- Coat of arms
- Location of Schüller within Vulkaneifel district
- Schüller Schüller
- Coordinates: 50°20′6.42″N 6°34′20.61″E﻿ / ﻿50.3351167°N 6.5723917°E
- Country: Germany
- State: Rhineland-Palatinate
- District: Vulkaneifel
- Municipal assoc.: Gerolstein

Government
- • Mayor (2019–24): Guido Heinzen

Area
- • Total: 4.36 km^{2} (1.68 sq mi)
- Elevation: 564 m (1,850 ft)

Population (2022-12-31)
- • Total: 290
- • Density: 67/km^{2} (170/sq mi)
- Time zone: UTC+01:00 (CET)
- • Summer (DST): UTC+02:00 (CEST)
- Postal codes: 54586
- Dialling codes: 06597
- Vehicle registration: DAU
- Website: www.schueller-eifel.de

= Schüller =

Schüller is an Ortsgemeinde – a municipality belonging to a Verbandsgemeinde, a kind of collective municipality – in the Vulkaneifel district in Rhineland-Palatinate, Germany. It belongs to the Verbandsgemeinde of Gerolstein, whose seat is in the municipality of Gerolstein.

== Geography ==

The municipality lies in the Vulkaneifel, a part of the Eifel known for its volcanic history, geographical and geological features, and even ongoing activity today, including gases that sometimes well up from the earth.

== History ==
The village’s beginnings apparently lie in a Roman military post named Scolinaria on a road leading from Steffeln by way of Glaadt to Cologne. It may well have been a forward post of the Roman castrum of Icorigium (now Jünkerath).

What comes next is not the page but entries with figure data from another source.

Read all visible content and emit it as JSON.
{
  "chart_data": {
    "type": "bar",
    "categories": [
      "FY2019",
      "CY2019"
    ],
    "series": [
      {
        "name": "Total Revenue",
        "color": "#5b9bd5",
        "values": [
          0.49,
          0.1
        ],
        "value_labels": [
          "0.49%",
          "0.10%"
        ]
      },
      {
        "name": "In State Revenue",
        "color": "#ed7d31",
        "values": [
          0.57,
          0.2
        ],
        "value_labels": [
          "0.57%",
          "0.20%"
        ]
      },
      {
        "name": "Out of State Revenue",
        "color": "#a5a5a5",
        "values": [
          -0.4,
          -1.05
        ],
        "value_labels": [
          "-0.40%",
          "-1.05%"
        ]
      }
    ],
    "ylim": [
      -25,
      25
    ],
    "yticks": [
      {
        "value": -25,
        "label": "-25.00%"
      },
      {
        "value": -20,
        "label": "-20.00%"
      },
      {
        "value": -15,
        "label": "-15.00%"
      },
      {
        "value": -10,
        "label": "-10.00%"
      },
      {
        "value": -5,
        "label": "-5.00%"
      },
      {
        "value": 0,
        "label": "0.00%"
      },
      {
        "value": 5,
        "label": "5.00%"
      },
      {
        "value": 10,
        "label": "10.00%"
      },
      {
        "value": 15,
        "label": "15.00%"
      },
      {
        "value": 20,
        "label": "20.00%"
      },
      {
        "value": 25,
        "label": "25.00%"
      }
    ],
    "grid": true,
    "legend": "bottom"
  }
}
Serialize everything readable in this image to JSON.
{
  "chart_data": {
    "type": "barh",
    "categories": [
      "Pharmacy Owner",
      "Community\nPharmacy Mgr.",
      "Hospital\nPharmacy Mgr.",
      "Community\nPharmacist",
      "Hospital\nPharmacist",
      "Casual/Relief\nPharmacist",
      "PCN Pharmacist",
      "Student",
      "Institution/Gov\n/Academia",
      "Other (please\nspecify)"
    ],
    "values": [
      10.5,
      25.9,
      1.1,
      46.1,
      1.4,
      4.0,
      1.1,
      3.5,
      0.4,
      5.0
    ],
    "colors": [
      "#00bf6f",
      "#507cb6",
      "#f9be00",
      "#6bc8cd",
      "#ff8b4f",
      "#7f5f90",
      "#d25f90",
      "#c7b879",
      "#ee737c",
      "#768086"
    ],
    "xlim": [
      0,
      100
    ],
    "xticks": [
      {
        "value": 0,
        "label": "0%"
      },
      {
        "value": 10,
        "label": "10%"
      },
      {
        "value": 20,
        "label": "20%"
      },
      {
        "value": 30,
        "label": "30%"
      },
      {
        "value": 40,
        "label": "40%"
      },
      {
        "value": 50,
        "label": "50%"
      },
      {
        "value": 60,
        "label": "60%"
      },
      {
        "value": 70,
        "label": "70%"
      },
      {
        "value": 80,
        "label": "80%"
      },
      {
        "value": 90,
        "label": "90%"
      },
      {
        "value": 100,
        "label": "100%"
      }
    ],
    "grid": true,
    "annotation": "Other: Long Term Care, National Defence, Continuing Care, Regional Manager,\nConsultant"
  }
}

On 19 September 855, Schüller had its first documentary mention as Sconilare. It was the last document issued by Carolingian Emperor Lothair I, coming mere days before his death, and it dealt with the partition of his empire among his three sons.

Until the 14th century, there is hardly any mention of Schüller. In 1586, Schüller was supposedly held as a fief by the Lord of Schönberg and Hartelstein. Hugo Augustin von Schönberg pledged the village in 1609 to Count Arnold of Manderscheid-Blankenheim. In 1727, Schüller was under the Lordship of Kronenburg.

Following the 1795 Peace of Basel after the War of the First Coalition, Schüller passed to the French Department of Ourthe, but not long afterwards, in 1815, as a result of the War of the Sixth Coalition, it passed to Prussia.

Today, Schüller is a small, typical Eifel village; there is hardly any commercial activity and only the odd full-time farmer. Several artists, however, have come to live in the village, among others, Georg Meistermann.

== Politics ==

=== Municipal council ===
The council is made up of 8 council members, who were elected by majority vote at the municipal election held on 7 June 2009, and the honorary mayor as chairman.

=== Mayor ===
Schüller’s mayor is Guido Heinzen.

=== Coat of arms ===
The German blazon reads: Schild, neunfach von Silber und Blau geteilt, in der Mitte ein silberner Pfahl, darin ein aufgerichtetes, blaues Schwert mit goldenem Griff.

The municipality’s arms might in English heraldic language be described thus: Barry of ten argent and azure, a pale of the first upon which a sword of the second hilted Or, the point to chief.

Interesting here is that German heraldic terminology calls the field pattern neunfach … geteilt (“ninefold divided”) and English heraldic terminology calls it “barry of ten”.

== Culture and sightseeing ==

=== Buildings ===
- Saint Paul’s Catholic Parish Church (Pfarrkirche St. Paul), Kirchstraße 8 – Late Gothic Revival hall church, 1910, architect: F. Statz, Cologne.
- Near Kirchstraße 2 – wayside cross, post-Baroque shaft cross from 18(?; last two digits unclear).